Pain Relief For Carpal Tunnel and Arm Pain

Here’s feedback a client sent me about how Somatic Exercises helped her relieve her arm pain, wrist pain, and carpal tunnel syndrome:

Lately I’ve been having hand, wrist, and forearm pain. It had been getting worse for about 2-3 months. In the last 2 weeks it’s been so painful that it also reduced my grip strength severely. I need my hands for my work, so this is not acceptable. Most of the pain is centered on my right forearm near the elbow, and around the wrist when using the mouse with my computer. The pain and problem even affects my ability to take notes with a pencil! I spend much time at the computer, running my own businesses. I do a lot of research using only my mouse-hand to click.

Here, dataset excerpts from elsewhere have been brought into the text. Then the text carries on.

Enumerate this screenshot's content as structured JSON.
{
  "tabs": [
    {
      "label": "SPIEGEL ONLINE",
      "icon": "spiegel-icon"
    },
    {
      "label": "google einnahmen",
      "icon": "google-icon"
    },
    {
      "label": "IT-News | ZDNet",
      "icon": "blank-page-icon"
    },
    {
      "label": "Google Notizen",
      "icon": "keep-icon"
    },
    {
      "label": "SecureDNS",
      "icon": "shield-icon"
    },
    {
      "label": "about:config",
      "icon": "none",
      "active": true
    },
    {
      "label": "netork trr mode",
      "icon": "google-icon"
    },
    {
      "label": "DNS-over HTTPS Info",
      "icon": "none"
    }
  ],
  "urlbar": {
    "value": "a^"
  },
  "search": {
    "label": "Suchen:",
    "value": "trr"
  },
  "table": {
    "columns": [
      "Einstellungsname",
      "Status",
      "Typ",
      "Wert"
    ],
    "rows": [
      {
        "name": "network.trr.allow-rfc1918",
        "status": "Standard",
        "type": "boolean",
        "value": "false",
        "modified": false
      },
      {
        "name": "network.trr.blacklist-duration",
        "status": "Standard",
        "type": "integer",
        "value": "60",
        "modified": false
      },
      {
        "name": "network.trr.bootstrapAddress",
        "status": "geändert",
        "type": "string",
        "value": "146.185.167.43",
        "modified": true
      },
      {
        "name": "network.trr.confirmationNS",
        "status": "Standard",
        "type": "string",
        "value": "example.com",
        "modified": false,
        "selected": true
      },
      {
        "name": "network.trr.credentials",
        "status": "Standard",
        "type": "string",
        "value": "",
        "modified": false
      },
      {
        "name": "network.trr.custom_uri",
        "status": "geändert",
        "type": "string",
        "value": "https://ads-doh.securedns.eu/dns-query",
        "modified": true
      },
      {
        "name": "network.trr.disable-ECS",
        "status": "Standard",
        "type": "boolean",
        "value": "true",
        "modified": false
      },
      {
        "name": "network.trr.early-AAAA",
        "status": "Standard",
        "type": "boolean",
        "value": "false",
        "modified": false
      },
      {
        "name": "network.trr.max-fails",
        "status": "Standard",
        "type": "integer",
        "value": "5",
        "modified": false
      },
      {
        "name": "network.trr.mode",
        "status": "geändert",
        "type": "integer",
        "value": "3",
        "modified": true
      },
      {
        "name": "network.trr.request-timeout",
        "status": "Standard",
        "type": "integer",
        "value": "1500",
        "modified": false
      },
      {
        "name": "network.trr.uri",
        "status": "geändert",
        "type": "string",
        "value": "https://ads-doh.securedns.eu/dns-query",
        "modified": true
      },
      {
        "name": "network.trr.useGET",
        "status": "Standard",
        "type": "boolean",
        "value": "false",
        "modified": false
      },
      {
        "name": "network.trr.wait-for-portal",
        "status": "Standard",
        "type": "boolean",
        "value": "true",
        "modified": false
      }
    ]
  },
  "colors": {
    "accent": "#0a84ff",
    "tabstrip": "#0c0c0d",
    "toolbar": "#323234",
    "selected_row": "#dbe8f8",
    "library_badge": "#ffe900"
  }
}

I told Martha about the problem and she told me that the issue was probably Sensory Motor Amnesia (SMA) in my arm, which affected my hand. The muscles had “forgotten” to stop contracting. I now know a lot about SMA and Hanna Somatics, but I was thinking that I had a repetitive stress injury. Martha reminded me that “repetitive stress injury” was about contracting the same muscles over a long amount of time, and “freezing up,” which was the definition of SMA.

We scheduled a Skype video session. I showed her my injured muscles as well as my health history. Then she showed me a series of Somatic movements designed to reduce the muscle tension and lessen my muscle  pain. She also asked me many questions about my posture and my [computer] working habits.

Later that night, the pain returned. I could see the difference between my “mousing arm” and my other arm: my mousing arm and hand was “thicker” and tighter. Hanna Somatics practitioners are trained to assess clients’ muscle tightness to determine if the body is holding excess muscle tension. My arm was very painful and I could not even close my hand; if I could close my hand, the effort hurt. This is how I realize that my hand was stuck in a contracted holding-mouse position.

I repeated the series of forearm and wrist movements that Martha taught me over our Skype session. Instantly, after completing the series (it took about 5 minutes), I could feel my muscles relax, and my arm was not swollen or tight anymore. I could close my hand, too. My arm felt relaxed, which relaxed my body, and I was without pain. I remembered that Martha said that we are retraining the brain to relax the muscles.

However, I realized that when I returned to my computer, the pain and stiffness returned – I didn’t even need to be “repetitive” in my movements.

I am now working on changing my posture, chair height, mouse position, and tension level. Martha even told me that tensing an entire arm, or leaning on my arm, can affect all the way down to my hand! It’s been about 24 hours since working with Martha on my wrist, hand and arm. I can release my own pain, and now I am working on fixing the conditions that make the pain return. I am looking forward to working with Martha more to pinpoint my posture and tension habits. However I have learned to release any pain that arises… and soon will improve my body-awareness enough to keep the pain away forever.